Aber schon ein kurzer Blick in das Inhaltsverzeichnis zeigt schnell, dass diese Befürchtungen unbegründet sind. Es gibt derartig viele ungeklärte, noch nicht einmal gedanklich erfasste Probleme in diesem Bereich, dass die vorliegende Abhandlung ihre volle Berechtigung hat.

Nach einer allgemein gehaltenen Einführung (Was kann das Internet? Welche Auswirkungen ergeben sich auf die Arbeit?) widmet sich Däubler zunächst der Frage, wann und unter welchen Voraussetzungen die Einführung von betrieblichen Internet-Anschlüssen arbeitsrechtlich erlaubt ist. Er beleuchtet diese Problem einmal aus Arbeitgebersicht (Direktionsrecht als Grundlage), das andere Mal aus Arbeitnehmersicht (Anspruch auf einen Internetanschluss i.S. einer Weiterqualifizierung?). Einher gehen die Beteiligungsrechte des Betriebs- und Personalrats. Der Abschnitt endet mit arbeitsschutzrechtlichen Erörterungen (BildschirmarbeitsVO) und Ausführungen zur Arbeitszeit, da gerade in der IT-Branche häufig hohe zeitliche Belastungen für Arbeitsnehmer (z.T. bis zu 100 Stunden/Woche) auszumachen sind.

Der nächste Abschnitt setzt sich mit der unerlaubten privaten Nutzung des Internetanschlusses und anderen Pflichtverstößen des Arbeitnehmers auseinander: Ist der Empfang von privaten E-Mails erlaubt? Wenn ja, darf der Arbeitgeber vollumfänglich mitlesen oder muss er sich auf Stichproben begrenzen? Rechtfertigt der unerlaubte Empfang von privaten Mails eine außerordentliche Kündigung? Kann der Arbeitgeber seine einmal erteilte Erlaubnis der privaten Nutzung widerrufen? Und, juristisch noch weitaus interessanter: Kann sich der Arbeitnehmer der angewiesenen Nutzung von Mails verweigern?

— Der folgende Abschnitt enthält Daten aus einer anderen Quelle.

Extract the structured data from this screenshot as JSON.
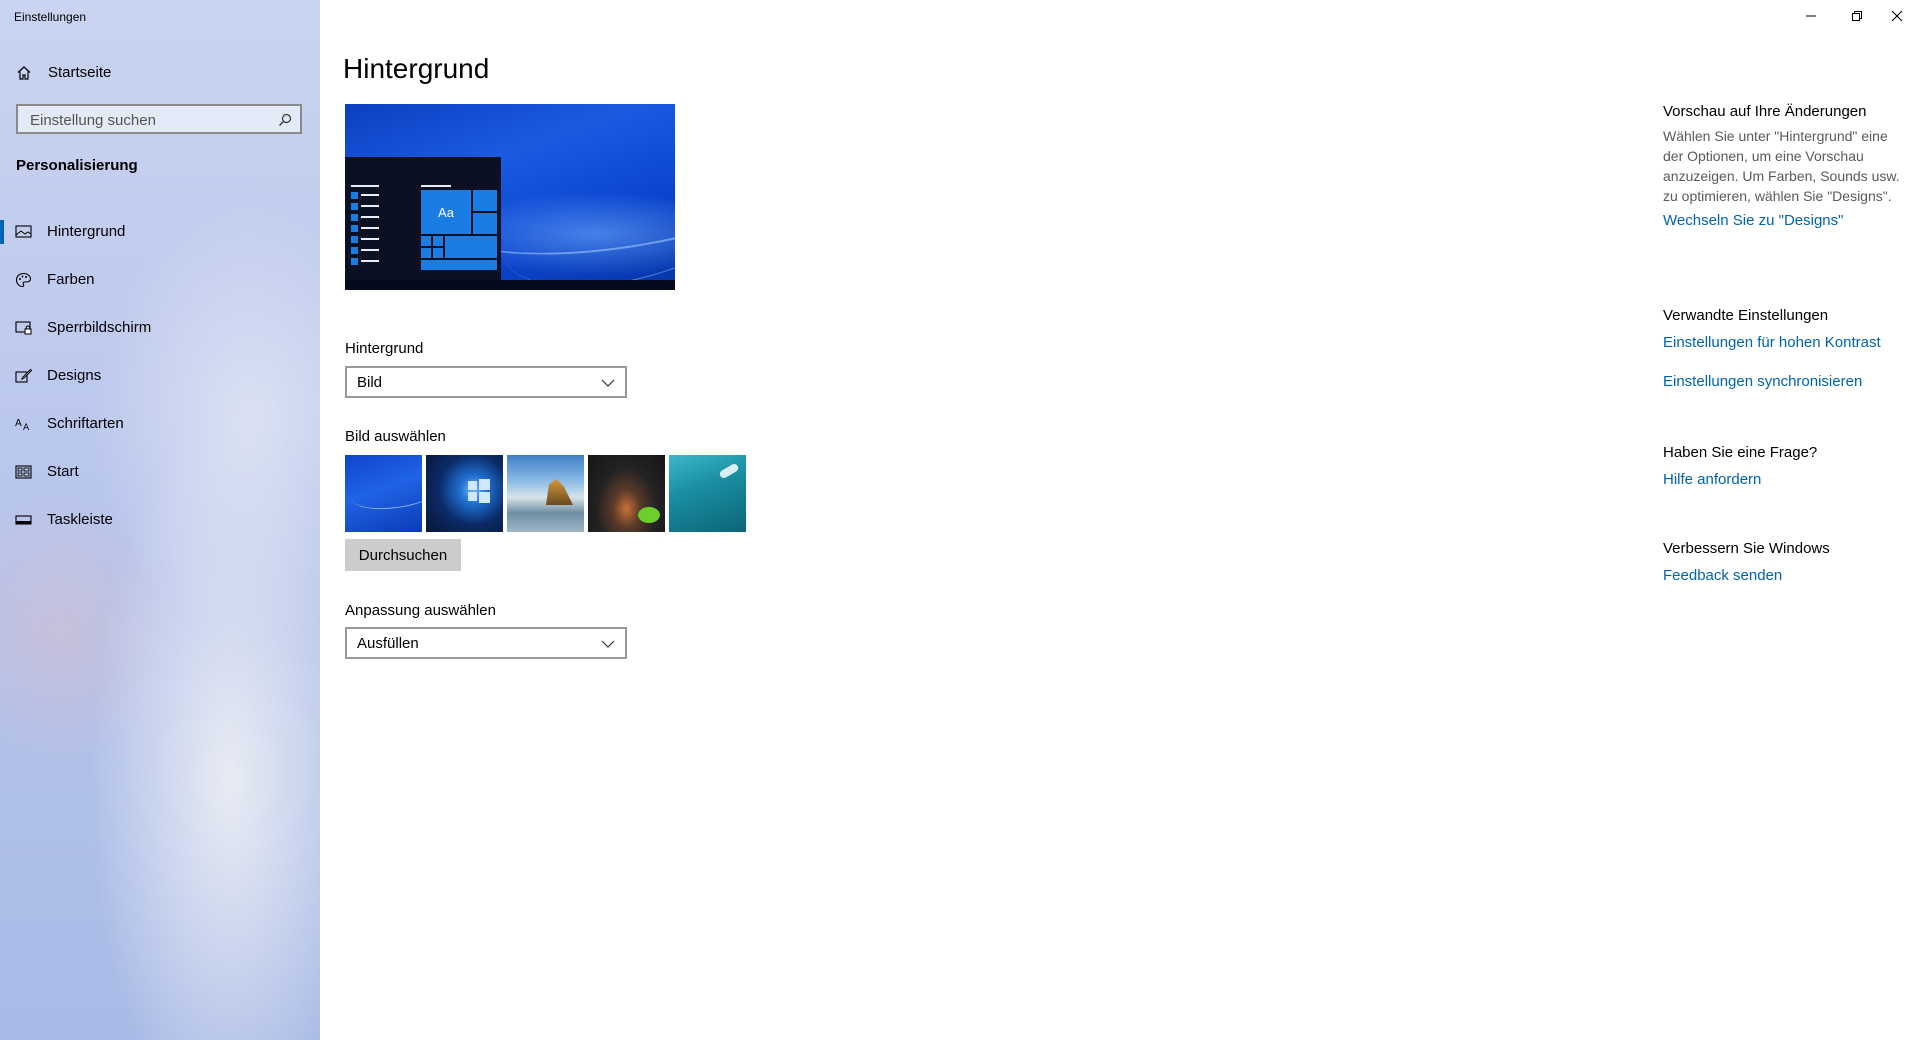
{
  "window": {
    "title": "Einstellungen",
    "controls": [
      "minimize-icon",
      "restore-icon",
      "close-icon"
    ]
  },
  "sidebar": {
    "home_label": "Startseite",
    "search_placeholder": "Einstellung suchen",
    "section_title": "Personalisierung",
    "items": [
      {
        "label": "Hintergrund",
        "icon": "picture-icon",
        "active": true
      },
      {
        "label": "Farben",
        "icon": "palette-icon",
        "active": false
      },
      {
        "label": "Sperrbildschirm",
        "icon": "lock-screen-icon",
        "active": false
      },
      {
        "label": "Designs",
        "icon": "brush-icon",
        "active": false
      },
      {
        "label": "Schriftarten",
        "icon": "font-icon",
        "active": false
      },
      {
        "label": "Start",
        "icon": "start-menu-icon",
        "active": false
      },
      {
        "label": "Taskleiste",
        "icon": "taskbar-icon",
        "active": false
      }
    ]
  },
  "main": {
    "title": "Hintergrund",
    "preview_tile_text": "Aa",
    "background_label": "Hintergrund",
    "background_value": "Bild",
    "choose_picture_label": "Bild auswählen",
    "browse_button": "Durchsuchen",
    "fit_label": "Anpassung auswählen",
    "fit_value": "Ausfüllen"
  },
  "right_pane": {
    "preview_heading": "Vorschau auf Ihre Änderungen",
    "preview_text": "Wählen Sie unter \"Hintergrund\" eine der Optionen, um eine Vorschau anzuzeigen. Um Farben, Sounds usw. zu optimieren, wählen Sie \"Designs\".",
    "preview_link": "Wechseln Sie zu \"Designs\"",
    "related_heading": "Verwandte Einstellungen",
    "related_link_1": "Einstellungen für hohen Kontrast",
    "related_link_2": "Einstellungen synchronisieren",
    "question_heading": "Haben Sie eine Frage?",
    "question_link": "Hilfe anfordern",
    "improve_heading": "Verbessern Sie Windows",
    "improve_link": "Feedback senden"
  },
  "colors": {
    "accent": "#0063b1",
    "link": "#0063b1",
    "sidebar_bg": "#bfcbee"
  }
}
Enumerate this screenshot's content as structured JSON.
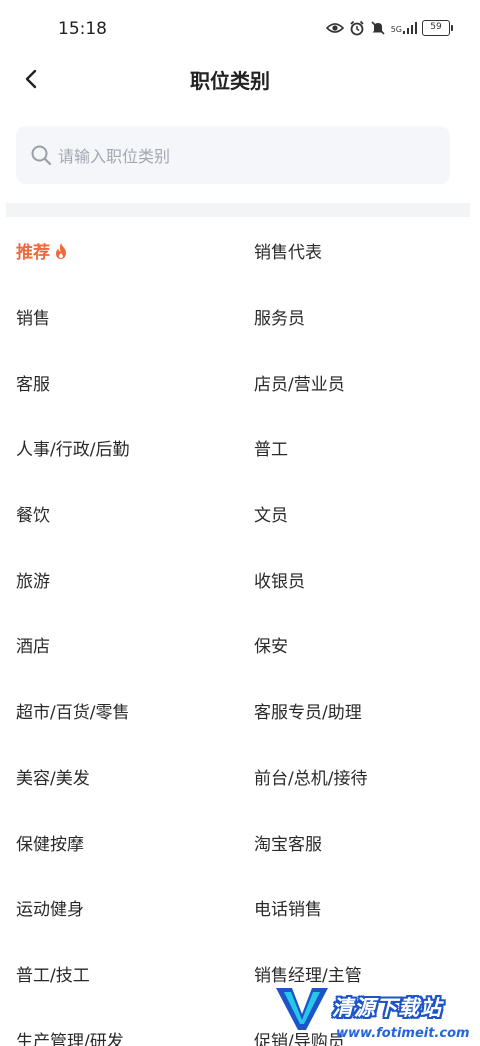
{
  "status_bar": {
    "time": "15:18",
    "network": "5G",
    "battery": "59",
    "icons": [
      "eye-icon",
      "alarm-icon",
      "mute-icon",
      "signal-icon",
      "battery-icon"
    ]
  },
  "nav": {
    "title": "职位类别",
    "back_icon": "chevron-left-icon"
  },
  "search": {
    "placeholder": "请输入职位类别",
    "icon": "search-icon"
  },
  "colors": {
    "accent": "#ee6a3d",
    "search_bg": "#f4f6f9",
    "placeholder": "#a3a8b1",
    "divider": "#f3f4f6"
  },
  "categories": {
    "rows": [
      [
        "推荐",
        "销售代表"
      ],
      [
        "销售",
        "服务员"
      ],
      [
        "客服",
        "店员/营业员"
      ],
      [
        "人事/行政/后勤",
        "普工"
      ],
      [
        "餐饮",
        "文员"
      ],
      [
        "旅游",
        "收银员"
      ],
      [
        "酒店",
        "保安"
      ],
      [
        "超市/百货/零售",
        "客服专员/助理"
      ],
      [
        "美容/美发",
        "前台/总机/接待"
      ],
      [
        "保健按摩",
        "淘宝客服"
      ],
      [
        "运动健身",
        "电话销售"
      ],
      [
        "普工/技工",
        "销售经理/主管"
      ],
      [
        "生产管理/研发",
        "促销/导购员"
      ]
    ],
    "active_icon": "fire-icon"
  },
  "watermark": {
    "title": "清源下载站",
    "url": "www.fotimeit.com"
  }
}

Es zeigt sich, dass hier fast alle Fragen noch gerichtlich ungeklärt sind und auch die Literatur dazu kaum oder nur sehr punktuell sich bislang geäußert hat. Daher ist Däubler großes Lob für seine klare und leicht nachvollziehbare Darstellung zu zollen. An dieser Stelle zeigt sich ein großer Vorteil dieses Bandes: Der Autor ist auf eine laiengerechte Aufbereitung des komplexen Stoffes bedacht. Däubler ist, auch durch andere Publikationen, bekannt dafür, dass seine Ausführungen auch dem Nichtjuristen verständlich sein sollen. Dies ist auch Internet und Arbeitsrecht anzumerken.

Der nächste Abschnitt setzt sich mit dem Kontrollpotential des Arbeitgebers und seiner Begrenzung durch den Arbeitnehmerdatenschutz auseinander. Däubler stellt die interessante Frage, ob telekommunikationsrechtliche Normen (TKG, TDG, TDDSG) auch im Arbeitsverhältnis Anwendung finden. Die durch die neuen technischen Möglichkeiten potentierte Gefahr des Kontrollmissbrauchs durch den Arbeitgeber ist Thema der nachfolgenden Teile.

Die Beliebtheit von Intranets nimmt in der Praxis immer mehr zu. Auch hierzu äußert sich Däubler: Welche Arbeitnehmerdaten dürfen ins Netz gestellt werden (Foto, persönliche Daten)? Dürfen diese auch an ausländische Niederlassungen übertragen werden? Was ist z.B. mit konzernverbundenen Unternehmen?

Mit den neuen Medien geht auch eine langsame Veränderung der Arbeitsverhältnisse einher. So präsentiert der Verfasser das neue (?) Phänomen von ausgelagerten Arbeitsplätzen und welche Konsequenzen (Scheinselbständigkeit, Betriebszugehörigkeit, Arbeitsschutz) sich hieraus ergeben. Auch das praktische Beispiel des grenzüberschreitenden Internet-Arbeitsverhältnisses wird dargestellt.

Däubler ist für seine besondere Gewerkschaftsnähe bekannt. Ein Schwerpunkt der nachfolgenden Ausführungen liegt daher im kollektiven Arbeitsrecht. Auch hier zeigt sich schnell, das praktisch nahezu sämtliche Probleme gerichtlich ungeklärt sind: Hat der Betriebsrat oder die Gewerkschaft einen Anspruch auf einen PC? Auf eine Homepage? Auf einen Internetanschluss? Darf die Gewerkschaft das Internet und das Intranet für eigene Zwecke nutzen? Ist das Zusenden von gewerkschaftlichen Informationen an die dienstliche Mail-Adresse des Arbeitnehmers erlaubt?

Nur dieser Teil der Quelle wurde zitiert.